Я собирался с мыслями. Все гневные речи, все обличающие слова, все упреки и риторические вопросы как-то сами собой исчезли, рассеялись, выплыли из головы, пока мы шли, и сейчас мне хотелось только одного — скорее завершить все это, ясное для обоих и постыдное тоже для обоих, гадкое, как вот эта лужа с плевками, с гниющими окурками.

— Значит... зарабатываешь... — сказал я, покосившись.

— ...

— Что зарабатываешь? Колонию? Срок?

Я знал блатные словечки, выражения вроде: «скрести срок», «вострить лапти», и почему-то сейчас мне хотелось заговорить с Нечесовым именно на этом языке, может быть, ожидая, что Нечесов тогда заговорит сам. А с другой стороны, я думал: сколько же понадобилось влить всяческой мерзости в эту еще не устоявшуюся душу, чтобы парнишка шестнадцати лет, как заправский карманник-«щипач», орудовал по трамваям.

— Нечесов! — сказал я строго. — Который раз ты попался?

— Первый, — буркнул он после краткого молчания.

— А сколько уже лазил?

Молчание подтверждало: много.

— Вот она, дружба с Орловым.

— ...Орел тут ни при чем...

— Слушай! Можешь мне хоть сейчас не врать? Орлов был вместе с тобой в этом трамвае.

— Не было его...

— Был. Я его видел.

— ...

— Скольких ты сегодня... обокрал? Сколько? — спросил я, совершенно, впрочем, не надеясь, что он сознается.

А Нечесов вдруг перекосился, полез в карман и рывком выбросил на скамью еще один желтый пухлый кошелек.

— У-у!.. У-у!.. — вдруг завопил совсем по-детски. — У-у!.. — И, хлопнувшись головой на гнутую спинку скамьи, разревелся навзрыд, катая голову по лосненой штакетине, все время повторяя это свое детское, горькое: «У-у!.. у!..»

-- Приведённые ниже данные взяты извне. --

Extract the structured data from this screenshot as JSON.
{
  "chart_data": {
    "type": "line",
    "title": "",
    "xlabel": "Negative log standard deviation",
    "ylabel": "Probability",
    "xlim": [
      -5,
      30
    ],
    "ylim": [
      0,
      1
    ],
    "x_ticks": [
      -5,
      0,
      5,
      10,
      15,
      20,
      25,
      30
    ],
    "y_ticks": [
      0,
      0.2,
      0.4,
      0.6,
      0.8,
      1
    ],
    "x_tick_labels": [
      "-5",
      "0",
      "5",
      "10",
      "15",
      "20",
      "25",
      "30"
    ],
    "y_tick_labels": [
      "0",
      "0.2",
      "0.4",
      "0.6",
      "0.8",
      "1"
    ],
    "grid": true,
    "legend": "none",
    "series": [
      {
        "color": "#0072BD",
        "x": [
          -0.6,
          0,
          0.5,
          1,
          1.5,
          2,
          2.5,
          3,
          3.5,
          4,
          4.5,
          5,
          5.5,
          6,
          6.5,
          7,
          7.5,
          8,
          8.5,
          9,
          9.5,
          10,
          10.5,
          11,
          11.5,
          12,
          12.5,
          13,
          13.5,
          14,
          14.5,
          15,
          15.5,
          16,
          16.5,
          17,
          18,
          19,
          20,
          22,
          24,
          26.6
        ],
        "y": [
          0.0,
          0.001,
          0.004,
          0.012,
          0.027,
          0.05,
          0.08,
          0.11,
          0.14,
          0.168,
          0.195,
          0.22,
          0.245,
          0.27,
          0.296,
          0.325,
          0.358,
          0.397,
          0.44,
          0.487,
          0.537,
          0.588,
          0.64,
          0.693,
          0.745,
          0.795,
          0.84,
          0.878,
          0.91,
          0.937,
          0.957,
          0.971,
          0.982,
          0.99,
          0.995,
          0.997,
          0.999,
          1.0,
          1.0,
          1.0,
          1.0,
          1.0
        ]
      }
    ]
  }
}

Я сидел согнувшись, глядел в зеленую грязь по краям лужи, кое-где она уже потрескалась, покрылась белесой, как бы поседелой корочкой; здесь бегали юркие мелкие жучки и вились, роились грязные серые мошки, а дальше, в мутной шоколадно-соевой воде, среди бревен-окурков и застоялых плевков кишели, вились какие-то мерзкие личинки, похожие на головастиков, дрыгались, извиваясь в бесконечных твистах, ногастые инфузории с бесстыжими вытаращенными глазами. Лужа жила, и было ясно, что ей еще долго жить, пока солнце не высушит ее и пока она не станет обычной честной землей.

Нечесов замолчал.

— Вот что! — сказал я, помедлив. — Возьмешь этот кошелек, пойдешь завтра в бюро находок. На улице Ленина, у поворота к рынку. Сдашь. Скажешь — нашел в трамвае.

— ...

— Ты понял меня?

Вздох.

— Тогда я пошел. Иди к ларьку. Купи газировки. Умойся и ступай домой. Все.

Я поднялся.

Нечесов поднял голову и тоже вскочил. С худого, синего, измазанного лица смотрели с недоверием светлые большие глаза. Нет, не было там еще никакой правды, никаких прозрений, одно недоверие. Ну что ж...

— Вот еще что... Приходи ко мне заниматься по русскому. У тебя ведь экзамен... — добавил я.

Нечесов хмуро смотрел в сторону.

Я повторил ему адрес и пошел домой отупелый, усталый — хуже нельзя, весь во власти каких-то безнадежно спутанных педагогических дум, из которых лишь одна слабенькая, ныряющая в эту путаницу ниточка: «Может, он сегодня все-таки понял...» — давала подобие слабенькой надежды.